A prospective, randomized, placebo-controlled, double-blind, multicenter clinical trial of intravenous somatostatin (Stilamin®; Serono Laboratories, Inc., Randolph, MA) was performed in 102 patients with actively bleeding esophageal varices from August, 1985, to November, 1986. Patients had major hemorrhage indicated by hematemesis or melena and evidence of significant blood loss. For entry, patients had to have endoscopic demonstration of active bleeding from esophageal varices or stigmata of recent hemorrhage and bright red blood in the gastric aspirate with no other source of bleeding found. Randomized patients received identical appearing somatostatin or placebo for a 30-hr study period. Those given somatostatin received a 250-μg bolus and a 250-μg per hr infusion with repeat bolus and doubling of the infusion if the bleeding was not controlled. In retrospect, 18 patients could not be evaluated.

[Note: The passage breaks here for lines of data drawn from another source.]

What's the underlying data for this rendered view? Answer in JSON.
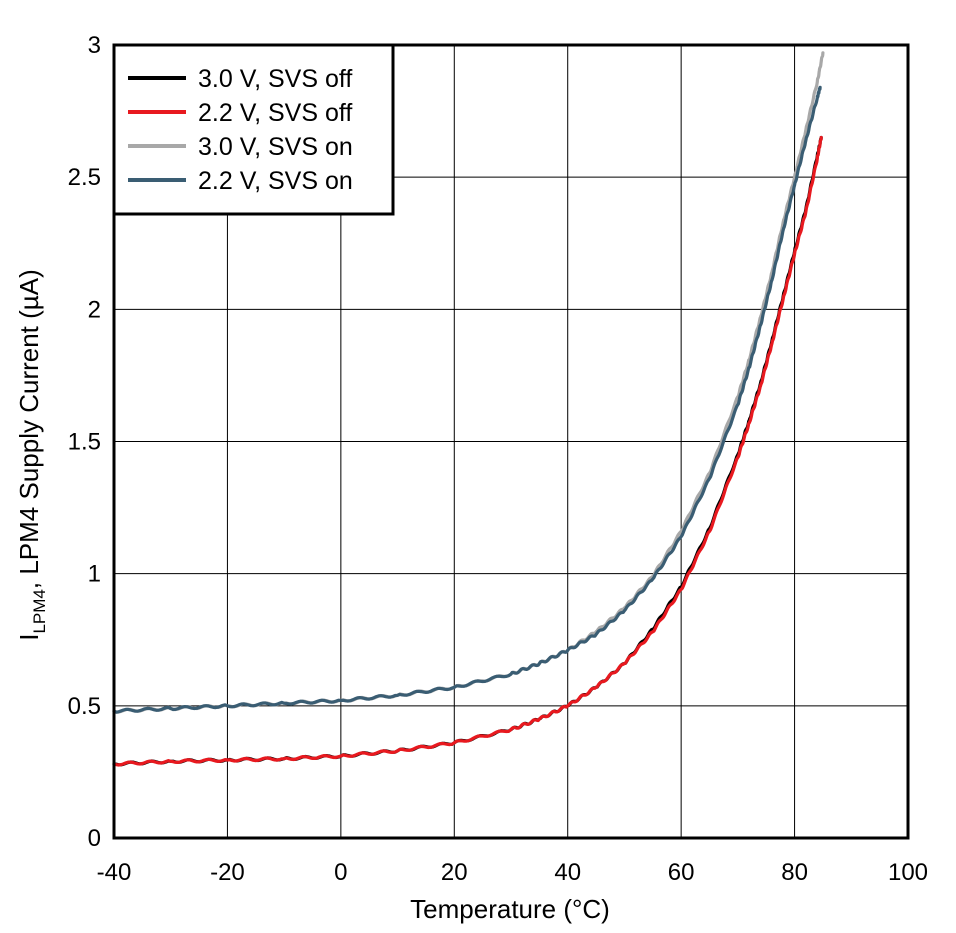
{
  "chart_data": {
    "type": "line",
    "title": "",
    "xlabel": "Temperature (°C)",
    "ylabel_main": "I",
    "ylabel_sub": "LPM4",
    "ylabel_rest": ", LPM4 Supply Current (µA)",
    "xlim": [
      -40,
      100
    ],
    "ylim": [
      0,
      3
    ],
    "xticks": [
      -40,
      -20,
      0,
      20,
      40,
      60,
      80,
      100
    ],
    "yticks": [
      0,
      0.5,
      1,
      1.5,
      2,
      2.5,
      3
    ],
    "ytick_labels": [
      "0",
      "0.5",
      "1",
      "1.5",
      "2",
      "2.5",
      "3"
    ],
    "grid": true,
    "legend_position": "top-left",
    "series": [
      {
        "name": "3.0 V, SVS off",
        "color": "#000000",
        "x": [
          -40,
          -30,
          -20,
          -10,
          0,
          10,
          20,
          30,
          35,
          40,
          45,
          50,
          55,
          60,
          65,
          70,
          72,
          74,
          76,
          78,
          80,
          82,
          84,
          84.7
        ],
        "y": [
          0.28,
          0.29,
          0.295,
          0.3,
          0.31,
          0.33,
          0.36,
          0.41,
          0.45,
          0.5,
          0.57,
          0.66,
          0.79,
          0.95,
          1.17,
          1.45,
          1.58,
          1.72,
          1.88,
          2.05,
          2.22,
          2.38,
          2.58,
          2.65
        ]
      },
      {
        "name": "2.2 V, SVS off",
        "color": "#e8191f",
        "x": [
          -40,
          -30,
          -20,
          -10,
          0,
          10,
          20,
          30,
          35,
          40,
          45,
          50,
          55,
          60,
          65,
          70,
          72,
          74,
          76,
          78,
          80,
          82,
          84,
          84.7
        ],
        "y": [
          0.28,
          0.29,
          0.295,
          0.3,
          0.31,
          0.33,
          0.36,
          0.41,
          0.45,
          0.5,
          0.57,
          0.66,
          0.78,
          0.94,
          1.16,
          1.44,
          1.57,
          1.71,
          1.87,
          2.04,
          2.21,
          2.37,
          2.57,
          2.65
        ]
      },
      {
        "name": "3.0 V, SVS on",
        "color": "#a8a8a8",
        "x": [
          -40,
          -30,
          -20,
          -10,
          0,
          10,
          20,
          30,
          35,
          40,
          45,
          50,
          55,
          60,
          65,
          70,
          72,
          74,
          76,
          78,
          80,
          82,
          84,
          85
        ],
        "y": [
          0.48,
          0.49,
          0.5,
          0.51,
          0.52,
          0.54,
          0.57,
          0.62,
          0.66,
          0.71,
          0.78,
          0.87,
          0.99,
          1.16,
          1.38,
          1.67,
          1.81,
          1.97,
          2.14,
          2.33,
          2.5,
          2.68,
          2.86,
          2.97
        ]
      },
      {
        "name": "2.2 V, SVS on",
        "color": "#3a5d73",
        "x": [
          -40,
          -30,
          -20,
          -10,
          0,
          10,
          20,
          30,
          35,
          40,
          45,
          50,
          55,
          60,
          65,
          70,
          72,
          74,
          76,
          78,
          80,
          82,
          84,
          84.5
        ],
        "y": [
          0.48,
          0.49,
          0.5,
          0.51,
          0.52,
          0.54,
          0.57,
          0.62,
          0.66,
          0.71,
          0.77,
          0.86,
          0.98,
          1.14,
          1.36,
          1.64,
          1.78,
          1.94,
          2.11,
          2.3,
          2.47,
          2.64,
          2.8,
          2.84
        ]
      }
    ]
  }
}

Of the 84 evaluable patients, 48 received somatostatin and 36 placebo. They were comparable in age, gender, severity of liver disease and history of variceal bleeding. Transfusion requirements were similar in both groups. Bleeding stopped for 12 consecutive hr during 30 hr of the study period in 31 (65%) of the somatostatin group vs. 30 (83%) of the placebo group (p = 0.06). The median time to cessation of bleeding was 2 hr in the placebo group and 3 hr in the somatostatin group. Deaths following the study period were nine (25%) in the placebo group and 15 (31%) in the somatostatin group. Within the limitations of the present study, we conclude that somatostatin was ineffective in the management of active bleeding of esophageal varices.